Caratteri del «contado» politologico: né densità né addetti agricoli
(skyline di Buccinasco da Milano, foto F. Bottini)
Forse non è un caso, se stavolta l'attenzione della politologia si è concentrata sul Veneto, ovvero sul territorio che da decenni ormai vanta quel proprio ambiguo neologismo socio-insediativo detto «città diffusa» per verniciare nobilmente l'obbrobrio ambientale dello sprawl, con una patina di millenaria speranza in un luminoso sol dell'avvenire. Nel territorio amministrativo lombardo adiacente il cosiddetto Zaiastan è forse meno lineare da definire, anche per via del nome diverso di Maroni, ma in realtà proprio nelle pianure e valli della Lombardia si può trovare esattamente conferma al medesimo fenomeno, semplicemente oscurato dall'incomoda presenza della Alamo milanese, oscena concrezione metropolitana (dal punto di vista della destra politica naturalmente) di valori meticci, genericamente progressisti, identitari giusto quando si tratta di trovare qualche etichetta Doc o Dop a valorizzare un prodotto locale. Una questione di densità edilizia, da analizzare su dati satellitari e rilievi campione locali come si fa col consumo di suolo per usi urbani? Certamente no, come ben sa chiunque si sia mai occupato della parolina magica sprawl: l'urbanizzazione dispersa pur avendo solidi intrecci con le infrastrutture di trasporto, l'impermeabilizzazione relativa del suolo, ciò che insomma il nostro conservazionismo spontaneo ha bollato da un po' con lo schifato termine «cementificazione», è ben altro.
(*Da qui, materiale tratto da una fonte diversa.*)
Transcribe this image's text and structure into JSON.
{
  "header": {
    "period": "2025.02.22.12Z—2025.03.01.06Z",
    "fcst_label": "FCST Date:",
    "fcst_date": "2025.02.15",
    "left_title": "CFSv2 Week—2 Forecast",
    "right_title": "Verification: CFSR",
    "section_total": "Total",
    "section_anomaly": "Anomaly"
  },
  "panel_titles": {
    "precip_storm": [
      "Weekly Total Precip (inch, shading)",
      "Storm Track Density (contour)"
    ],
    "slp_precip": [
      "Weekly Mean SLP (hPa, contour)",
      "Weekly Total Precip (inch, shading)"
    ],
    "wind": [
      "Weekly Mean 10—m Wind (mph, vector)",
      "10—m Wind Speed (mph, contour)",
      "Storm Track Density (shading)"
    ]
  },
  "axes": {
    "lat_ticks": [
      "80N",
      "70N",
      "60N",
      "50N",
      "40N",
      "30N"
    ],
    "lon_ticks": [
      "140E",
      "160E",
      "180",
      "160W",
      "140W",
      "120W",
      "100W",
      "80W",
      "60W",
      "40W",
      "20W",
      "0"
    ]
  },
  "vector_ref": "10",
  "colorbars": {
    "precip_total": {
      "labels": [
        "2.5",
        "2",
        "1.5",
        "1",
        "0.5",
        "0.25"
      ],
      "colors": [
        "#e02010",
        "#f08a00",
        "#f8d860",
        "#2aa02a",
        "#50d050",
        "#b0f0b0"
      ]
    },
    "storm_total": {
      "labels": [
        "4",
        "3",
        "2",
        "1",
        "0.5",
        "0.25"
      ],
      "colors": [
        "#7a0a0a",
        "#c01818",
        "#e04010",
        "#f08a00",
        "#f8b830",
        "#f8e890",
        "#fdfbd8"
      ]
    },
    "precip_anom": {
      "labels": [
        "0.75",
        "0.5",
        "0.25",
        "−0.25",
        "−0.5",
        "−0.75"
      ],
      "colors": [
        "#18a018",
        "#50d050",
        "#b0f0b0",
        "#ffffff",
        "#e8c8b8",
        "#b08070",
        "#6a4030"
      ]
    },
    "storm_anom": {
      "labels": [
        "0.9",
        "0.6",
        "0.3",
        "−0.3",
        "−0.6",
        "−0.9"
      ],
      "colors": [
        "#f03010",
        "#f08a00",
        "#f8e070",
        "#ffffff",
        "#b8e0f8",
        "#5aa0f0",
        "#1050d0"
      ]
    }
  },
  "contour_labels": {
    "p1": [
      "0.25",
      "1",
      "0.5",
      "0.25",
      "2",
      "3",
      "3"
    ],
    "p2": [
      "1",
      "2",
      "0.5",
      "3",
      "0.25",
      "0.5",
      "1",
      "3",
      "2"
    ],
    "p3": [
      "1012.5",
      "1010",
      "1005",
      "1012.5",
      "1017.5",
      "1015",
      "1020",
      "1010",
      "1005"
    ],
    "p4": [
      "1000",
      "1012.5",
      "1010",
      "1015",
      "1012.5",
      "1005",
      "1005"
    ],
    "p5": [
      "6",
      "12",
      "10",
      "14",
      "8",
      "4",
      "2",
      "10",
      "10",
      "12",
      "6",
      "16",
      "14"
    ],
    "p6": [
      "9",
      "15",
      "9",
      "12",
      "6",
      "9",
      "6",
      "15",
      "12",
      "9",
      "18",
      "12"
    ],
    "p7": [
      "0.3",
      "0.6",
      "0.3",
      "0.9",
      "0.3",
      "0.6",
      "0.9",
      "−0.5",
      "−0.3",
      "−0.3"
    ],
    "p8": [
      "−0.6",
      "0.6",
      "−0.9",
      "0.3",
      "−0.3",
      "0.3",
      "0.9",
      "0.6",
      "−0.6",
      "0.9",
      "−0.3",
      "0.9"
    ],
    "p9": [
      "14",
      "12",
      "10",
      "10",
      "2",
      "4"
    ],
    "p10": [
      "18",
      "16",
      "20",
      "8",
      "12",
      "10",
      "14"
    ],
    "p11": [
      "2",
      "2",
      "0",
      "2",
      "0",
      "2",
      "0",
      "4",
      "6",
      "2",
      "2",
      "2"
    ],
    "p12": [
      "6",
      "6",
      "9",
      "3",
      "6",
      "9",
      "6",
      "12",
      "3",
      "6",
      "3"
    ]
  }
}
È il vivaio, lo zoccolo duro e sinora inscalfibile, del consenso conservatore reazionario più incarognito, fabbrica di sostanziale antipolitica che vede nella triade famiglia-lavoro-piccola patria l'unico orizzonte di vita possibile, e tutto ciò che sta fuori di esso come incombente minaccia aliena. Il voto è l'equivalente del ringhio minaccioso del cane dal buio oltre la siepe della villetta o palazzina familiare, quell'idea di «casa mia» frattale che si moltiplica senza la soluzione di continuità di alcuno spazio pubblico. Posti dove solo certa forse strumentale fresconaggine ideologica da architetti-urbanisti post-qualcosa può cercare di infondere vaga aria di libertà, ribattezzando il tutto Urbs in Horto ovvero ripescando dall'Ottocento industrial-contadino una delle radici del pensiero suburbano classico. E in fondo ricercando, chissà perché e chissà come, l'ennesima uscita laterale «senza fratture» dalla tradizione contadina del localismo familiare. Mentre invece queste fratture, diciamo in altre parole questi conflitti, andrebbero addirittura promossi e somministrati ad hoc, anche se auspicabilmente governati. Altrimenti toccherà aspettare che quella frattura arrivi, senza ammortizzatori, dallo spazio globale esterno dentro cui anche quei processi di impropria urbanizzazione dispersa si collocano, lasciando che nel frattempo gli Zaia, i Maroni, e tutti gli altri che più o meno alla loro ombra campano di piccolo cabotaggio rappresentando interessi vari, con le loro politiche di «sviluppo del territorio» edilizio-autostradali, riproducano tecnicamente e per clonazione il proprio collegio elettorale ideale. Sarà anche il trionfo di Bertoldo, ma non c'è niente da ridere.